From 1916 to 1919, Doris continued to organize seasonal and social events at McKinley Park, and she also managed the young men’s soccer team there. They dominated teams called Acorns, Grass Valley and Rovers—they even travelled to San Francisco to compete in the state cup. One Sacramento Union article from December 19, 1918 tells us, “Despite adverse conditions of weather and facing influenza, soccer is in full swing with spirited contests each Sunday… On Christmas day, the McKinley team will clash with Grass Valley… Miss Doris Clark, who has the local club in charge, expects her boys to win, although, she says the Grass Valley boys can play some football.”

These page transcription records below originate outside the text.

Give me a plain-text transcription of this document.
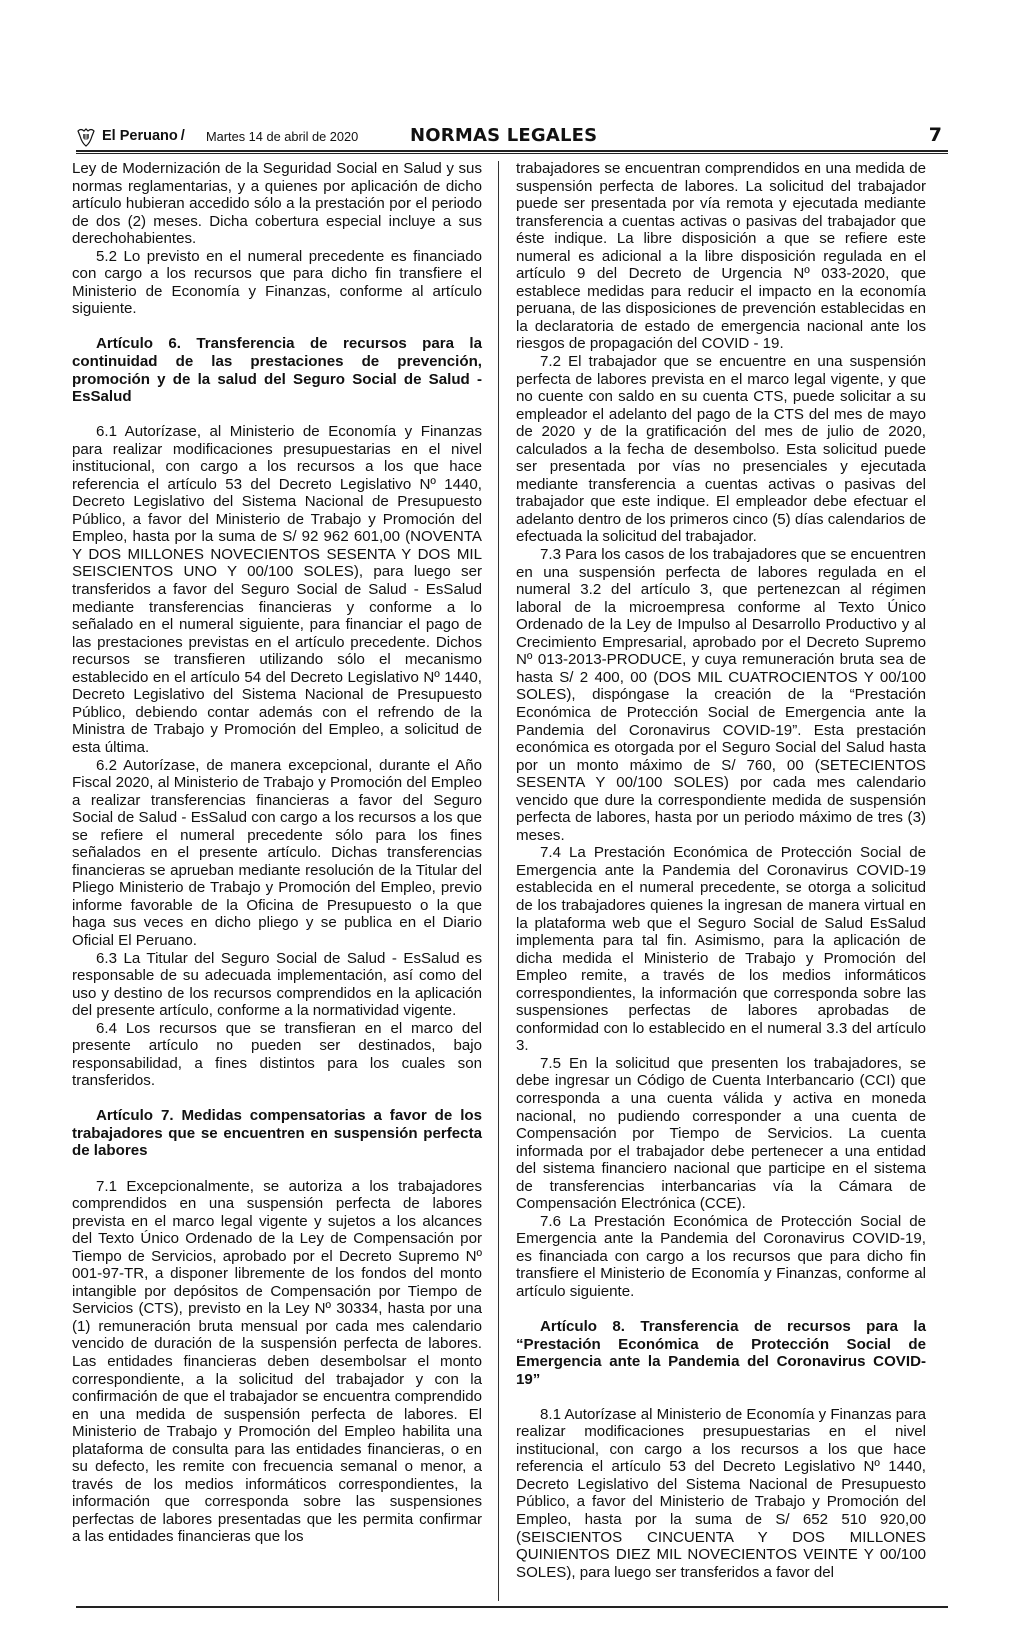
El Peruano / Martes 14 de abril de 2020	NORMAS LEGALES	7

Ley de Modernización de la Seguridad Social en Salud y sus normas reglamentarias, y a quienes por aplicación de dicho artículo hubieran accedido sólo a la prestación por el periodo de dos (2) meses. Dicha cobertura especial incluye a sus derechohabientes.

5.2 Lo previsto en el numeral precedente es financiado con cargo a los recursos que para dicho fin transfiere el Ministerio de Economía y Finanzas, conforme al artículo siguiente.

Artículo 6. Transferencia de recursos para la continuidad de las prestaciones de prevención, promoción y de la salud del Seguro Social de Salud - EsSalud

6.1 Autorízase, al Ministerio de Economía y Finanzas para realizar modificaciones presupuestarias en el nivel institucional, con cargo a los recursos a los que hace referencia el artículo 53 del Decreto Legislativo Nº 1440, Decreto Legislativo del Sistema Nacional de Presupuesto Público, a favor del Ministerio de Trabajo y Promoción del Empleo, hasta por la suma de S/ 92 962 601,00 (NOVENTA Y DOS MILLONES NOVECIENTOS SESENTA Y DOS MIL SEISCIENTOS UNO Y 00/100 SOLES), para luego ser transferidos a favor del Seguro Social de Salud - EsSalud mediante transferencias financieras y conforme a lo señalado en el numeral siguiente, para financiar el pago de las prestaciones previstas en el artículo precedente. Dichos recursos se transfieren utilizando sólo el mecanismo establecido en el artículo 54 del Decreto Legislativo Nº 1440, Decreto Legislativo del Sistema Nacional de Presupuesto Público, debiendo contar además con el refrendo de la Ministra de Trabajo y Promoción del Empleo, a solicitud de esta última.

6.2 Autorízase, de manera excepcional, durante el Año Fiscal 2020, al Ministerio de Trabajo y Promoción del Empleo a realizar transferencias financieras a favor del Seguro Social de Salud - EsSalud con cargo a los recursos a los que se refiere el numeral precedente sólo para los fines señalados en el presente artículo. Dichas transferencias financieras se aprueban mediante resolución de la Titular del Pliego Ministerio de Trabajo y Promoción del Empleo, previo informe favorable de la Oficina de Presupuesto o la que haga sus veces en dicho pliego y se publica en el Diario Oficial El Peruano.

6.3 La Titular del Seguro Social de Salud - EsSalud es responsable de su adecuada implementación, así como del uso y destino de los recursos comprendidos en la aplicación del presente artículo, conforme a la normatividad vigente.

6.4 Los recursos que se transfieran en el marco del presente artículo no pueden ser destinados, bajo responsabilidad, a fines distintos para los cuales son transferidos.

Artículo 7. Medidas compensatorias a favor de los trabajadores que se encuentren en suspensión perfecta de labores

7.1 Excepcionalmente, se autoriza a los trabajadores comprendidos en una suspensión perfecta de labores prevista en el marco legal vigente y sujetos a los alcances del Texto Único Ordenado de la Ley de Compensación por Tiempo de Servicios, aprobado por el Decreto Supremo Nº 001-97-TR, a disponer libremente de los fondos del monto intangible por depósitos de Compensación por Tiempo de Servicios (CTS), previsto en la Ley Nº 30334, hasta por una (1) remuneración bruta mensual por cada mes calendario vencido de duración de la suspensión perfecta de labores. Las entidades financieras deben desembolsar el monto correspondiente, a la solicitud del trabajador y con la confirmación de que el trabajador se encuentra comprendido en una medida de suspensión perfecta de labores. El Ministerio de Trabajo y Promoción del Empleo habilita una plataforma de consulta para las entidades financieras, o en su defecto, les remite con frecuencia semanal o menor, a través de los medios informáticos correspondientes, la información que corresponda sobre las suspensiones perfectas de labores presentadas que les permita confirmar a las entidades financieras que los

trabajadores se encuentran comprendidos en una medida de suspensión perfecta de labores. La solicitud del trabajador puede ser presentada por vía remota y ejecutada mediante transferencia a cuentas activas o pasivas del trabajador que éste indique. La libre disposición a que se refiere este numeral es adicional a la libre disposición regulada en el artículo 9 del Decreto de Urgencia Nº 033-2020, que establece medidas para reducir el impacto en la economía peruana, de las disposiciones de prevención establecidas en la declaratoria de estado de emergencia nacional ante los riesgos de propagación del COVID - 19.

7.2 El trabajador que se encuentre en una suspensión perfecta de labores prevista en el marco legal vigente, y que no cuente con saldo en su cuenta CTS, puede solicitar a su empleador el adelanto del pago de la CTS del mes de mayo de 2020 y de la gratificación del mes de julio de 2020, calculados a la fecha de desembolso. Esta solicitud puede ser presentada por vías no presenciales y ejecutada mediante transferencia a cuentas activas o pasivas del trabajador que este indique. El empleador debe efectuar el adelanto dentro de los primeros cinco (5) días calendarios de efectuada la solicitud del trabajador.

7.3 Para los casos de los trabajadores que se encuentren en una suspensión perfecta de labores regulada en el numeral 3.2 del artículo 3, que pertenezcan al régimen laboral de la microempresa conforme al Texto Único Ordenado de la Ley de Impulso al Desarrollo Productivo y al Crecimiento Empresarial, aprobado por el Decreto Supremo Nº 013-2013-PRODUCE, y cuya remuneración bruta sea de hasta S/ 2 400, 00 (DOS MIL CUATROCIENTOS Y 00/100 SOLES), dispóngase la creación de la “Prestación Económica de Protección Social de Emergencia ante la Pandemia del Coronavirus COVID-19”. Esta prestación económica es otorgada por el Seguro Social del Salud hasta por un monto máximo de S/ 760, 00 (SETECIENTOS SESENTA Y 00/100 SOLES) por cada mes calendario vencido que dure la correspondiente medida de suspensión perfecta de labores, hasta por un periodo máximo de tres (3) meses.

7.4 La Prestación Económica de Protección Social de Emergencia ante la Pandemia del Coronavirus COVID-19 establecida en el numeral precedente, se otorga a solicitud de los trabajadores quienes la ingresan de manera virtual en la plataforma web que el Seguro Social de Salud EsSalud implementa para tal fin. Asimismo, para la aplicación de dicha medida el Ministerio de Trabajo y Promoción del Empleo remite, a través de los medios informáticos correspondientes, la información que corresponda sobre las suspensiones perfectas de labores aprobadas de conformidad con lo establecido en el numeral 3.3 del artículo 3.

7.5 En la solicitud que presenten los trabajadores, se debe ingresar un Código de Cuenta Interbancario (CCI) que corresponda a una cuenta válida y activa en moneda nacional, no pudiendo corresponder a una cuenta de Compensación por Tiempo de Servicios. La cuenta informada por el trabajador debe pertenecer a una entidad del sistema financiero nacional que participe en el sistema de transferencias interbancarias vía la Cámara de Compensación Electrónica (CCE).

7.6 La Prestación Económica de Protección Social de Emergencia ante la Pandemia del Coronavirus COVID-19, es financiada con cargo a los recursos que para dicho fin transfiere el Ministerio de Economía y Finanzas, conforme al artículo siguiente.

Artículo 8. Transferencia de recursos para la “Prestación Económica de Protección Social de Emergencia ante la Pandemia del Coronavirus COVID-19”

8.1 Autorízase al Ministerio de Economía y Finanzas para realizar modificaciones presupuestarias en el nivel institucional, con cargo a los recursos a los que hace referencia el artículo 53 del Decreto Legislativo Nº 1440, Decreto Legislativo del Sistema Nacional de Presupuesto Público, a favor del Ministerio de Trabajo y Promoción del Empleo, hasta por la suma de S/ 652 510 920,00 (SEISCIENTOS CINCUENTA Y DOS MILLONES QUINIENTOS DIEZ MIL NOVECIENTOS VEINTE Y 00/100 SOLES), para luego ser transferidos a favor del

While there are several notes and articles to share from the Sacramento Union’s archives regarding Miss Clark, it’s important to note that Stewart and Stoumbos’ assertion Clark took up the position in 1920 is incorrect—she resigned in 1919 after six years working between Oak and McKinley Parks. There’s no reason given, but the last piece I can find speaking to Doris’ activities says she “has tended her resignation to superintendent George Kim, to take effect July 20 (1919). Miss Clark has been very active in her work and was manager of the winning soccer team there last season. Before going to McKinley Park she served at Oak Park Playground.” Judging from her vacations spent in the outdoors and her success at throwing events at the parks, I can only venture to guess that she moved on to a similar parks position somewhere else; perhaps someday we’ll find an ending more befitting the first USSF sanctioned woman manager.